What was your favorite toy? How about your favorite Little People playset?

Friday, May 7, 2010

Four-Poster Poplar

This is the story of a tree. It was a huge, lovely poplar tree, just over 100 feet tall. When I was a little girl, I wanted to build a treehouse in this tree. When Batman and I were choosing the location of our future home, I wanted to be near this tree. When our nice neighbor was clearing the land for our house, he suggested we remove this tree. I was shocked. I was horrified. Get rid of my beautiful four-poster poplar? Are you kidding? Absolutely not!

Fast forward a bit. We moved into our house, and the remnants of Hurricane Ike came through Kentucky. We had strong, sustained winds for about ten hours. We were all in fear that the poplar would bisect our house. Finally, the winds ended, and we were all glad the poplar was still standing.

That is, until the next thunderstorm. Then we worried the tree would come down on the house. But it didn't, so we were glad.

We sort of forgot the threat of the poplar for a while-
until the ice storm. For those of you who don't live in this area, you may or may not remember a story that made national news at the time. For those of us here, we will not soon forget the ice storm of 2009. The morning when it was just beginning to get bad, we cringed every time we heard a branch snap, worried that it might be the poplar. The next night, we tried to sleep, but every few seconds we heard snaps loud enough to wake us. Frequently they were followed by crashes of trees falling. I have never been more terrified in my life.

But, even after the worst ice storm in a century, the poplar still stood.
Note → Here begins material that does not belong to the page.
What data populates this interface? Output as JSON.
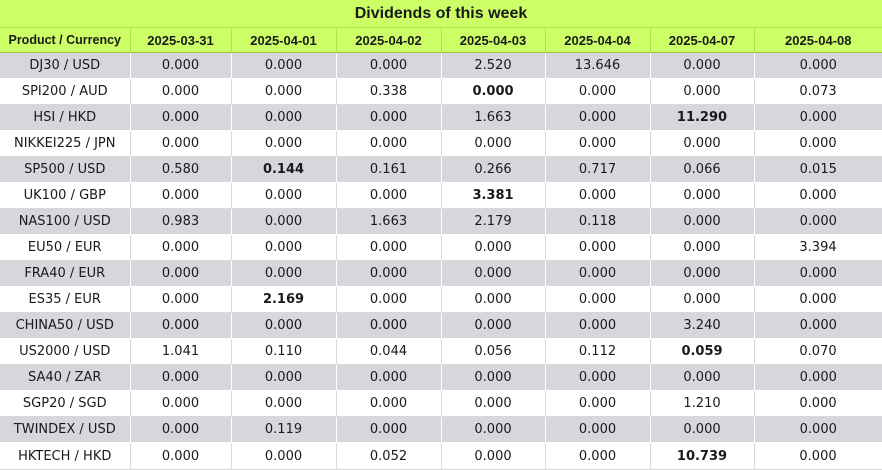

We were no longer glad. I was expecting Bonus at the time and what I wanted more than anything, other than wanting the pregnancy to go well and the baby to be okay, was for the poplar to be gone. Well, my dad granted that wish just before Bonus arrived. Dad has a small sawmill and poplar is good wood, so it was a win-win situation. The most desirable logs were quickly whisked away to the sawmill. That was about nine months ago.
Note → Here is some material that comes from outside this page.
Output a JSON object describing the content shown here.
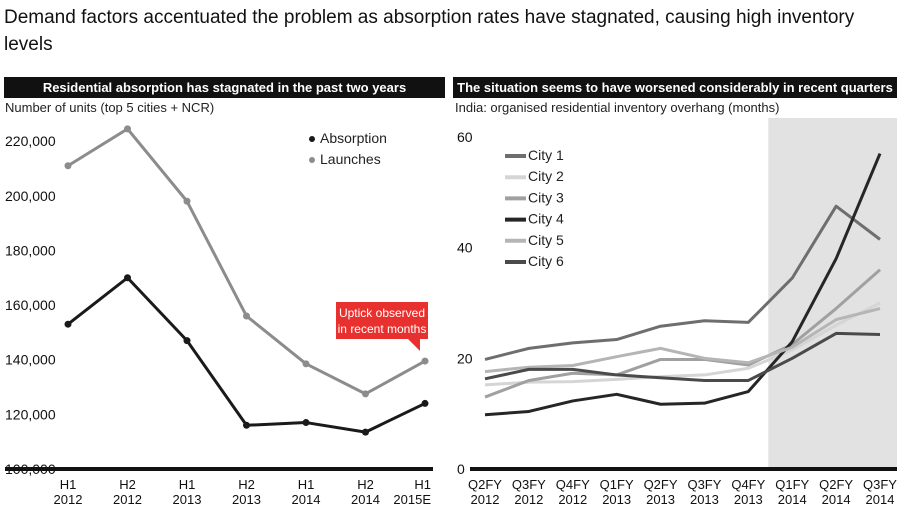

Today, I completed my first woodworking project using the less desirable wood from the poplar. With the assistance of Mom, Dad, and Batman, I built a bookcase for Stinkerbaby's room. Dad sawed the lumber and cut the pieces to length. Mom kept the kids and helped me assemble the bookcase. And Batman kept the kids while Mom and I assembled it. Even Stinkerbaby helped by putting some of her books of the shelves. It's not the most amazing thing ever built, but I very happy with it. Not counting time, I figure I have about $12 in it, mostly from the wood sealer.




In case you are wondering, it only took one log about seven feet long to make this entire bookcase. Since this is in a kid's room, this thing is fastened to the wall, so I don't ever have to hear a huge crash followed by, "don't look in my room, Mommy!" Ask me how I knew fastening it was a good idea.